I live in a small town and have a lot of animals, so when I staggered in carrying a blanket-wrapped bundle the vet's receptionist, Annina, said, "Oh, no--oh.  It's a deer."  Then she opened the door to the back and hollered, "Dr. Allen, Ms. Bradley's brought a deer," took my purse before I dropped it, and hustled me and the fawn into a room. 

Dr. Allen has been a friend for a long time.  He opened the blanket and carefully studied the little deer's wounds.  "Has to be internal injuries," he said.  "She's awfully out of it for no more damage than this."

"Coyotes?" I asked.  We've been having a coyote issue lately. 

He shook his head.  "They would have eaten her.  No, these are abrasions.  A car hit her."
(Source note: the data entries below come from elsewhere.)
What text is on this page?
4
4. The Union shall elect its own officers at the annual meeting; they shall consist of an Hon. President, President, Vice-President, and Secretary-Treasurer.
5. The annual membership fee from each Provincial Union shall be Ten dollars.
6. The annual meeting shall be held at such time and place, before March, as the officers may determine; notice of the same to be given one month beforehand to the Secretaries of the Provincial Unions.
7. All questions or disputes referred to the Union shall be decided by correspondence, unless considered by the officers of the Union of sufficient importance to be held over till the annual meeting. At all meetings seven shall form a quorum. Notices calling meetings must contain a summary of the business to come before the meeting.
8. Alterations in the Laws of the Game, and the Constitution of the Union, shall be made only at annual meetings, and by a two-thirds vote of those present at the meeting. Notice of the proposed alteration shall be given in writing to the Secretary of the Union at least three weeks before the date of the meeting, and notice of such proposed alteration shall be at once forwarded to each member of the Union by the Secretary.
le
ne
I didn't think the fawn likely to survive, but I was still sorry.  Dr. Allen carried her off to put her down.  He didn't so much as put a note in my file, let along charge me, but this is the vet who refused to charge me to euthanize my dear good dog Xena on the grounds that I'd rescued her and given her a good life.  I didn't rescue the deer, as it turned out, but I did put an end to her suffering, and that's all the story I've got for today.